Positive Bias for Raytheon Shares
Raytheon Company (RTN) offers investors strong order bookings and order backlog, an improving balance sheet, growing cash flow, above industry average return on equity (ROE), and one of the highest dividend yields in the industry. Solid performance in 2007 is expected to continue through 2008-09.
Going forward, however, concerns about the long-term growth of defense spending in the face of continuing budget deficits and risks related to the company's program execution remain significant risks. Accordingly, we note a bias to outperformance and maintain our Buy recommendation on RTN common stock with a six-month target price of $64.25.

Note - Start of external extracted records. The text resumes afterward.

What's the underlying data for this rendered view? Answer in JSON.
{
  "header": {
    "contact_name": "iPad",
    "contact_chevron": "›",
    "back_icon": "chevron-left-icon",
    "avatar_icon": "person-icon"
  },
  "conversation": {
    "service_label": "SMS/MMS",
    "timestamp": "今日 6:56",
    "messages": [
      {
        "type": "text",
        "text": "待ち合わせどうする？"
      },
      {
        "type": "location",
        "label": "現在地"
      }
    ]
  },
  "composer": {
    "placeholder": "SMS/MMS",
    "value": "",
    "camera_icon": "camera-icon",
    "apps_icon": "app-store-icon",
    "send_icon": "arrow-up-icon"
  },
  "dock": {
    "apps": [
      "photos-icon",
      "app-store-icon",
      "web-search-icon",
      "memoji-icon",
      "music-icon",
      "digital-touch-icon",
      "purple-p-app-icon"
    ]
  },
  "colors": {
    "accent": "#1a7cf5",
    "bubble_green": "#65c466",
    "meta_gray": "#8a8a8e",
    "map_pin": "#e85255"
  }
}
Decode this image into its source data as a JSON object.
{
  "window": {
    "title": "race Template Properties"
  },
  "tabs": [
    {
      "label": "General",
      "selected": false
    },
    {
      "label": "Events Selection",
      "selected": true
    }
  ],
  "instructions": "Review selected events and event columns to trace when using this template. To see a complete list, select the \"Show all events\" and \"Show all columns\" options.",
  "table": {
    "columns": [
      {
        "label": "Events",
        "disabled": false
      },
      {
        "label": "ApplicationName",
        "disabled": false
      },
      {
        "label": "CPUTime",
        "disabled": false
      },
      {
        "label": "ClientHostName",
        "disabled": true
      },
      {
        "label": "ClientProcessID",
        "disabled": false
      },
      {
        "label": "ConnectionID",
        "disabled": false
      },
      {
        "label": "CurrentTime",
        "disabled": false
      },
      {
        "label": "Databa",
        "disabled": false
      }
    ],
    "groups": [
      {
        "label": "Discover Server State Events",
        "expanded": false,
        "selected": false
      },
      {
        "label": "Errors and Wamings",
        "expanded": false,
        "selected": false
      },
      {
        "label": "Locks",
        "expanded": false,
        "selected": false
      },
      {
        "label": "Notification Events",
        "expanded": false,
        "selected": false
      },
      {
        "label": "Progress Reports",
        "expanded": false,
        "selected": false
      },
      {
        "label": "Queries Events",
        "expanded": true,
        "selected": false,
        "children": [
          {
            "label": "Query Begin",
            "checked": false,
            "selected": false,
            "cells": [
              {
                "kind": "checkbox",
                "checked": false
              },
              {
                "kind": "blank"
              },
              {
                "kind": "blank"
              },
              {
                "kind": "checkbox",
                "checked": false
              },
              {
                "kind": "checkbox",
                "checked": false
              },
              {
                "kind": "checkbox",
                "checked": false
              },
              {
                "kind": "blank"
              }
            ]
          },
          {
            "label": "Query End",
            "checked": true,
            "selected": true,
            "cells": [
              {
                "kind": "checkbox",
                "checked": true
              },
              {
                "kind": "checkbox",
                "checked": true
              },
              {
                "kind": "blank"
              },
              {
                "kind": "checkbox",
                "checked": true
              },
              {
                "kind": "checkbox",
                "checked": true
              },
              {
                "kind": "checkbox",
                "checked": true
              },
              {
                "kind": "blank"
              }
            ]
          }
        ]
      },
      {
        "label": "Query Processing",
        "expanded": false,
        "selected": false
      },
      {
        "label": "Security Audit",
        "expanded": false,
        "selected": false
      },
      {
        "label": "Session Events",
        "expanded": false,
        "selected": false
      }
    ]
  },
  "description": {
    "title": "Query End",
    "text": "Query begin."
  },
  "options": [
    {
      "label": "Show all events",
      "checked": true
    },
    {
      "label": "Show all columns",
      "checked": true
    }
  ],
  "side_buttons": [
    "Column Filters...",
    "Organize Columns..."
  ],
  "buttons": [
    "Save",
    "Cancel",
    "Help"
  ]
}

Revenue and earnings growth continue to be driven by strong demand for missile and missile defense systems as well as network-centric mission solutions, including sensor and communication systems. The global aviation sector is also showing signs of a recovery. We expect stronger operating profit based on the realization of better pricing. Furthermore, the company continues to benefit from strong defense spending. In view of the company's improved financial profile and reduced litigation risk, backed by strong earnings reported in the recent quarter, Moody's Investors Service raised its debt ratings on RTN.
We continue to view Raytheon as one of the best-positioned among the large-cap defense primes due to its non-platform-centric focus, strong cash flow generation, and focus on shareholder value. Additionally, rising international sales from the Patriot Program and extension of the e-Borders contract will add to the growth.
Furthermore, the recent acquisition of SI Government Solutions, a leading provider of proprietary software security solutions, strengthens the company s end-to-end information assurance and information operations capability while catering to its government customers.
AstraZeneca Should Clear Hurdles
AstraZeneca Plc's (AZN) key drugs such as Crestor (cholesterol), Seroquel (schizophrenia) and Symbicort (asthma) will continue to be the driving force of growth until the company can monetize its pipeline. Generic competition will eat into revenue growth, but productivity initiatives should pay off in the form of healthier margins and mid-single digit earnings growth for the next few years.
The company is facing a number of challenges as it enters 2008, most notably from generic competition to Toprol (hypertension) and Nexium (ulcer) and the possible launch of generic Seroquel. Management is determined to grow earnings largely through expanding its top-line and only secondarily through cost-cutting, share buybacks and productivity initiatives. This is in sharp contrast to many large-cap pharma peers, which are wringing out earnings through very significant cost-cutting strategies.
We believe the management's productivity and synergy initiatives should benefit operating margins and earnings in the next few years, which should help grow EPS faster than revenues. Its goal is to file up to three new license applications per year and bring two new drugs to market per year through 2010.